Гость редакции — Борис Эйфман

Гость редакции —  Борис Эйфман | ФОТО Сергея Грицкова

ФОТО Сергея Грицкова

Без права на ошибку

Завтра художественный руководитель Санкт-Петербургского государственного академического театра балета, лауреат Государственной премии, премий «Золотая маска», «Триумф» и «Золотой софит» Борис Эйфман отметит 60-летний юбилей. В день рождения труппа балетмейстера выступит с гала-концертом на сцене Мариинского театра. Главный городской театр уже не первый год в этом месяце предоставляет свой зал известной во всем мире, но до сих пор «бездомной» балетной труппе. С этой темы — строительства собственного дома — мы и начали разговор в редакции.


— Борис Яковлевич, как обстоят дела со строительством вашего Дворца танца? Помнится, год назад вы вместе с инвесторами проекта будущей набережной Европы давали довольно оптимистичную пресс-конференцию, тогда казалось, что вопрос уже решен.

— За этот год не изменилось ничего. Хотя нет, сменился инвестор (смеется). В остальном — никаких сдвигов. Хотя я занимаюсь этим проектом уже более четырех лет, до сих пор в ужасе от нашего чиновничьего беспредела. Любой процесс, любое дело, любой указ тормозятся на всех возможных уровнях.

Не хотел бы искать виноватых и показывать на них пальцем, но с мертвой точки строительство не сдвинулось.
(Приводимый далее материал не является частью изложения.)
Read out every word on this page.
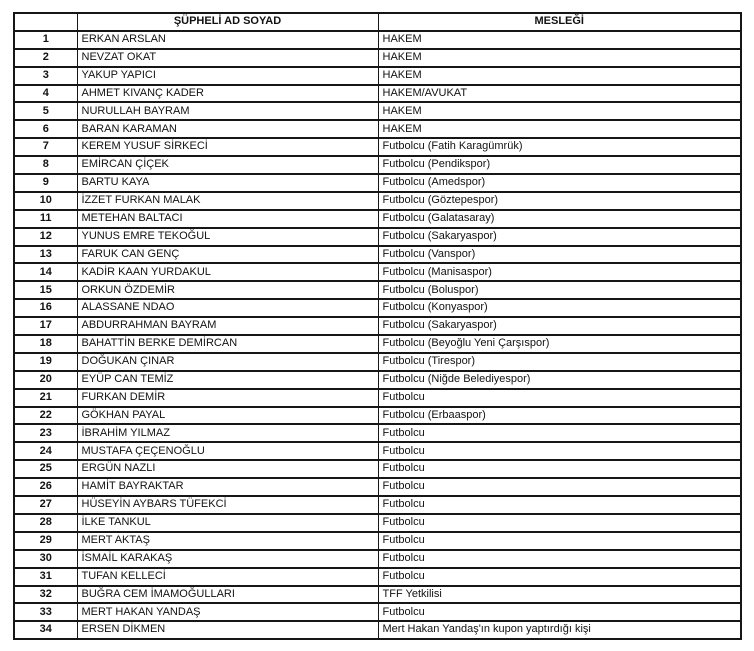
	ŞÜPHELİ AD SOYAD	MESLEĞİ
1	ERKAN ARSLAN	HAKEM
2	NEVZAT OKAT	HAKEM
3	YAKUP YAPICI	HAKEM
4	AHMET KIVANÇ KADER	HAKEM/AVUKAT
5	NURULLAH BAYRAM	HAKEM
6	BARAN KARAMAN	HAKEM
7	KEREM YUSUF SİRKECİ	Futbolcu (Fatih Karagümrük)
8	EMİRCAN ÇİÇEK	Futbolcu (Pendikspor)
9	BARTU KAYA	Futbolcu (Amedspor)
10	İZZET FURKAN MALAK	Futbolcu (Göztepespor)
11	METEHAN BALTACI	Futbolcu (Galatasaray)
12	YUNUS EMRE TEKOĞUL	Futbolcu (Sakaryaspor)
13	FARUK CAN GENÇ	Futbolcu (Vanspor)
14	KADİR KAAN YURDAKUL	Futbolcu (Manisaspor)
15	ORKUN ÖZDEMİR	Futbolcu (Boluspor)
16	ALASSANE NDAO	Futbolcu (Konyaspor)
17	ABDURRAHMAN BAYRAM	Futbolcu (Sakaryaspor)
18	BAHATTİN BERKE DEMİRCAN	Futbolcu (Beyoğlu Yeni Çarşıspor)
19	DOĞUKAN ÇINAR	Futbolcu (Tirespor)
20	EYÜP CAN TEMİZ	Futbolcu (Niğde Belediyespor)
21	FURKAN DEMİR	Futbolcu
22	GÖKHAN PAYAL	Futbolcu (Erbaaspor)
23	İBRAHİM YILMAZ	Futbolcu
24	MUSTAFA ÇEÇENOĞLU	Futbolcu
25	ERGÜN NAZLI	Futbolcu
26	HAMİT BAYRAKTAR	Futbolcu
27	HÜSEYİN AYBARS TÜFEKCİ	Futbolcu
28	İLKE TANKUL	Futbolcu
29	MERT AKTAŞ	Futbolcu
30	İSMAİL KARAKAŞ	Futbolcu
31	TUFAN KELLECİ	Futbolcu
32	BUĞRA CEM İMAMOĞULLARI	TFF Yetkilisi
33	MERT HAKAN YANDAŞ	Futbolcu
34	ERSEN DİKMEN	Mert Hakan Yandaş'ın kupon yaptırdığı kişi
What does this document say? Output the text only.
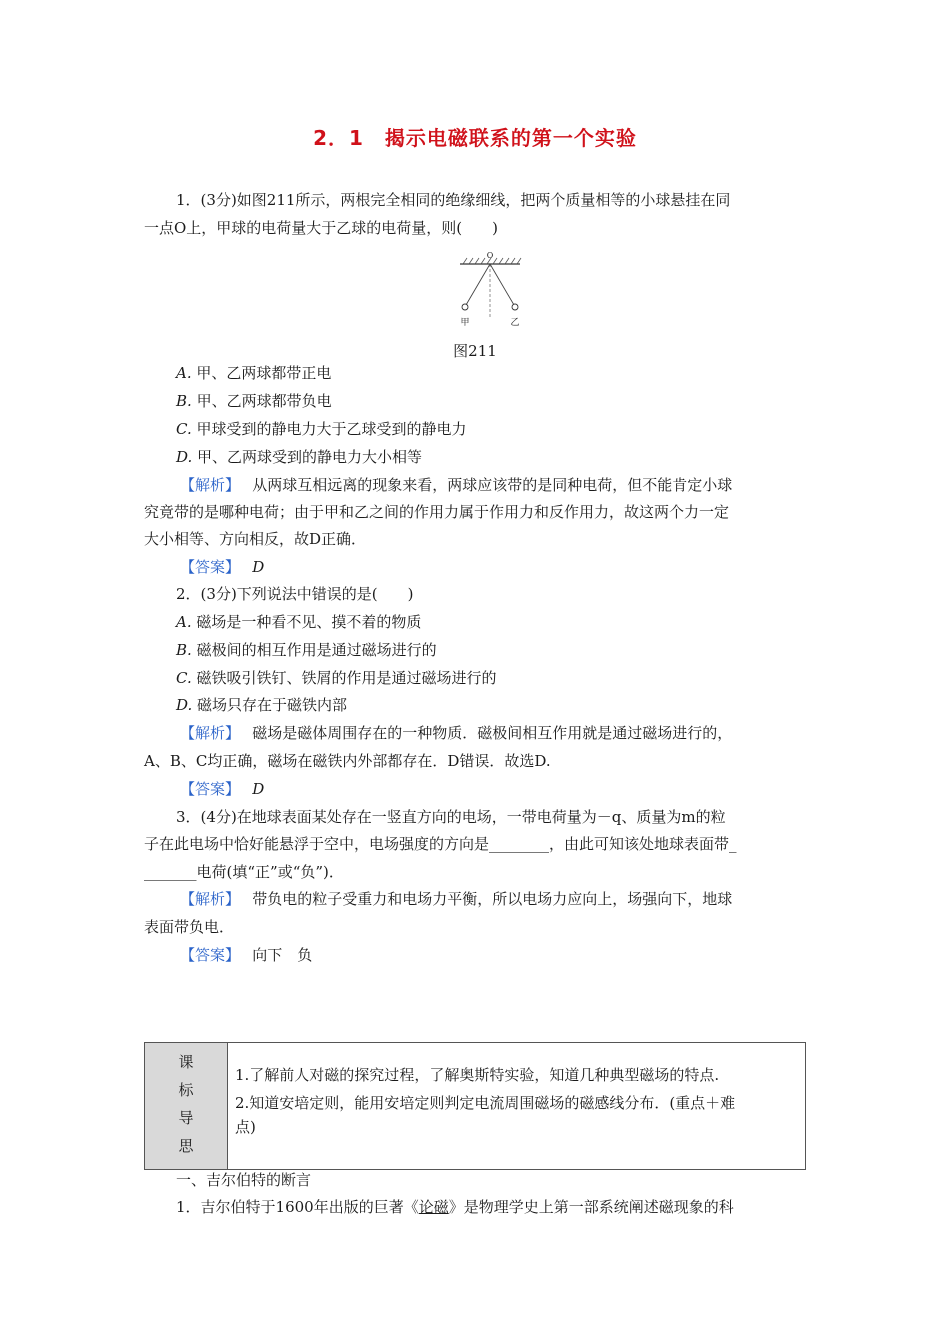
2．1　揭示电磁联系的第一个实验
1．(3分)如图211所示，两根完全相同的绝缘细线，把两个质量相等的小球悬挂在同
一点O上，甲球的电荷量大于乙球的电荷量，则(　　)
O
甲	乙
图211
A. 甲、乙两球都带正电
B. 甲、乙两球都带负电
C. 甲球受到的静电力大于乙球受到的静电力
D. 甲、乙两球受到的静电力大小相等
【解析】　 从两球互相远离的现象来看，两球应该带的是同种电荷，但不能肯定小球
究竟带的是哪种电荷；由于甲和乙之间的作用力属于作用力和反作用力，故这两个力一定
大小相等、方向相反，故D正确．
【答案】　 D
2．(3分)下列说法中错误的是(　　)
A. 磁场是一种看不见、摸不着的物质
B. 磁极间的相互作用是通过磁场进行的
C. 磁铁吸引铁钉、铁屑的作用是通过磁场进行的
D. 磁场只存在于磁铁内部
【解析】　 磁场是磁体周围存在的一种物质．磁极间相互作用就是通过磁场进行的，
A、B、C均正确，磁场在磁铁内外部都存在．D错误．故选D.
【答案】　 D
3．(4分)在地球表面某处存在一竖直方向的电场，一带电荷量为－q、质量为m的粒
子在此电场中恰好能悬浮于空中，电场强度的方向是________，由此可知该处地球表面带_
_______电荷(填“正”或“负”)．
【解析】　 带负电的粒子受重力和电场力平衡，所以电场力应向上，场强向下，地球
表面带负电．
【答案】　 向下　负
课
标
导
思
1.了解前人对磁的探究过程，了解奥斯特实验，知道几种典型磁场的特点.
2.知道安培定则，能用安培定则判定电流周围磁场的磁感线分布．(重点＋难
点)
一、吉尔伯特的断言
1．吉尔伯特于1600年出版的巨著《论磁》是物理学史上第一部系统阐述磁现象的科
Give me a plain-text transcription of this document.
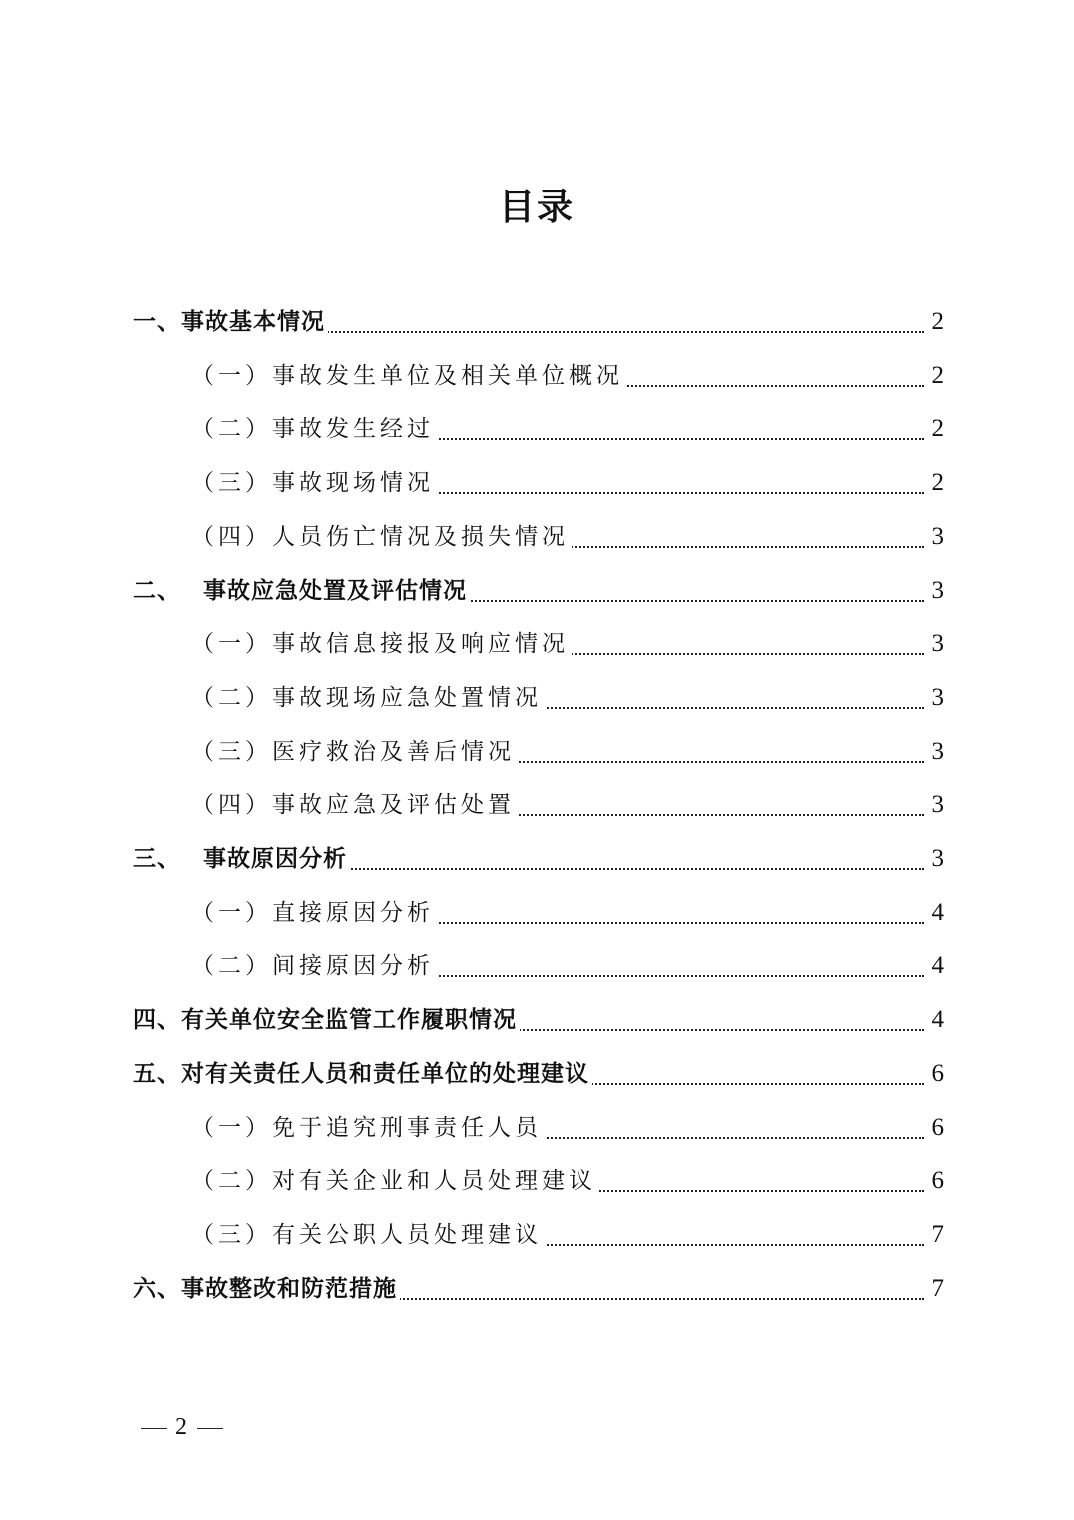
目录
一、事故基本情况	2
（一）事故发生单位及相关单位概况	2
（二）事故发生经过	2
（三）事故现场情况	2
（四）人员伤亡情况及损失情况	3
二、 事故应急处置及评估情况	3
（一）事故信息接报及响应情况	3
（二）事故现场应急处置情况	3
（三）医疗救治及善后情况	3
（四）事故应急及评估处置	3
三、 事故原因分析	3
（一）直接原因分析	4
（二）间接原因分析	4
四、有关单位安全监管工作履职情况	4
五、对有关责任人员和责任单位的处理建议	6
（一）免于追究刑事责任人员	6
（二）对有关企业和人员处理建议	6
（三）有关公职人员处理建议	7
六、事故整改和防范措施	7
2
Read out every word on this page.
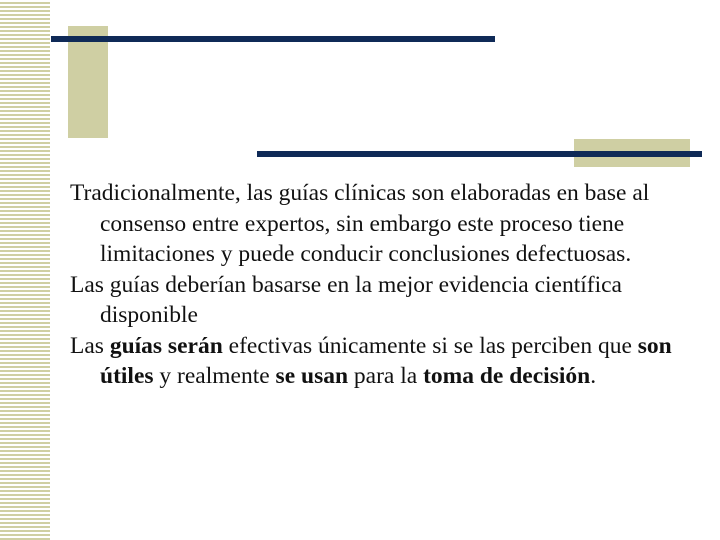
Tradicionalmente, las guías clínicas son elaboradas en base al consenso entre expertos, sin embargo este proceso tiene limitaciones y puede conducir conclusiones defectuosas.

Las guías deberían basarse en la mejor evidencia científica disponible

Las guías serán efectivas únicamente si se las perciben que son útiles y realmente se usan para la toma de decisión.
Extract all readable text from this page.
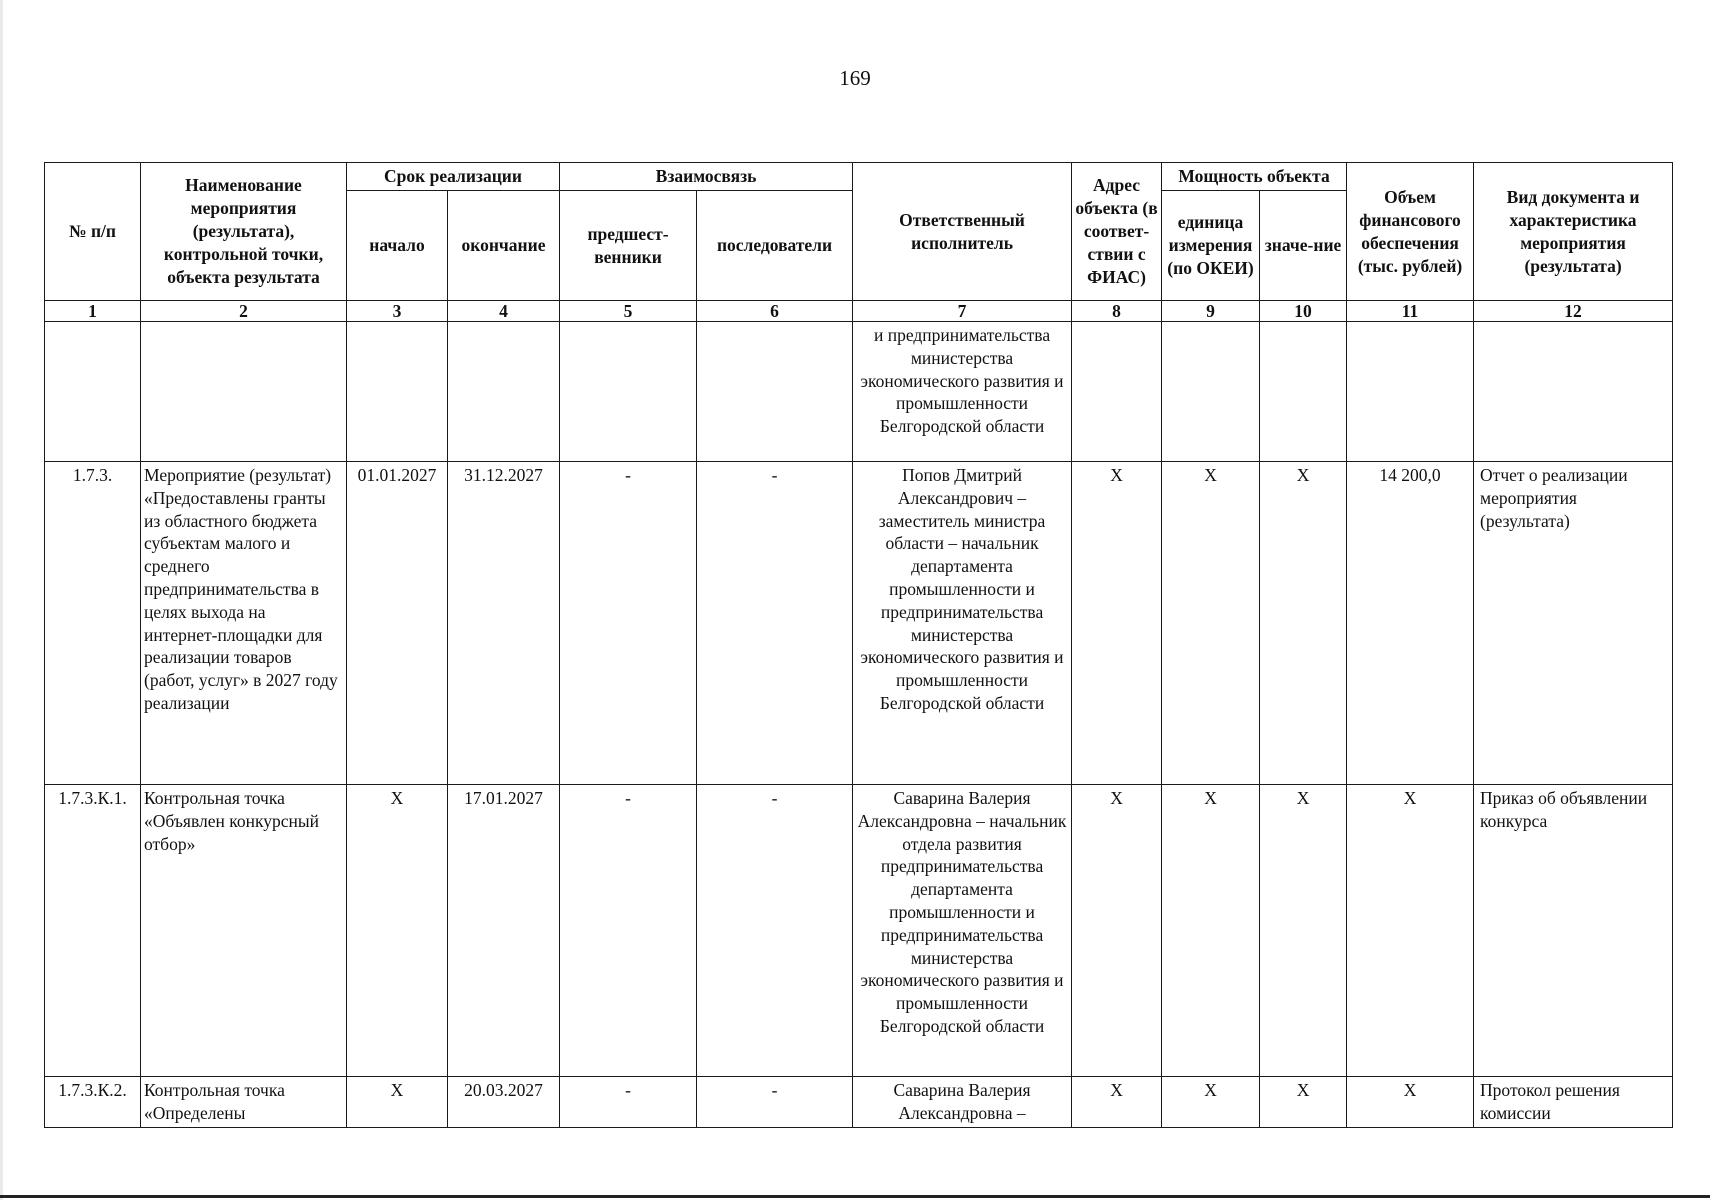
169
№ п/п	Наименование мероприятия (результата), контрольной точки, объекта результата	Срок реализации		Взаимосвязь		Ответственный исполнитель	Адрес объекта (в соответ-ствии с ФИАС)	Мощность объекта		Объем финансового обеспечения (тыс. рублей)	Вид документа и характеристика мероприятия (результата)
		начало	окончание	предшест-венники	последователи			единица измерения (по ОКЕИ)	значе-ние		
1	2	3	4	5	6	7	8	9	10	11	12
						и предпринимательства министерства экономического развития и промышленности Белгородской области					
1.7.3.	Мероприятие (результат) «Предоставлены гранты из областного бюджета субъектам малого и среднего предпринимательства в целях выхода на интернет-площадки для реализации товаров (работ, услуг» в 2027 году реализации	01.01.2027	31.12.2027	-	-	Попов Дмитрий Александрович – заместитель министра области – начальник департамента промышленности и предпринимательства министерства экономического развития и промышленности Белгородской области	X	X	X	14 200,0	Отчет о реализации мероприятия (результата)
1.7.3.К.1.	Контрольная точка «Объявлен конкурсный отбор»	X	17.01.2027	-	-	Саварина Валерия Александровна – начальник отдела развития предпринимательства департамента промышленности и предпринимательства министерства экономического развития и промышленности Белгородской области	X	X	X	X	Приказ об объявлении конкурса
1.7.3.К.2.	Контрольная точка «Определены	X	20.03.2027	-	-	Саварина Валерия Александровна –	X	X	X	X	Протокол решения комиссии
Я был раздавлен этим положением дел, но выбора у меня нет, и приходится вновь и вновь тратить энергию, ходить, просить, обивать пороги... А это требует терпения и огромного количества свободного времени. В таком случае неизбежно страдает моя творческая деятельность, где репетиции, гастроли и премьеры расписаны по часам на год вперед.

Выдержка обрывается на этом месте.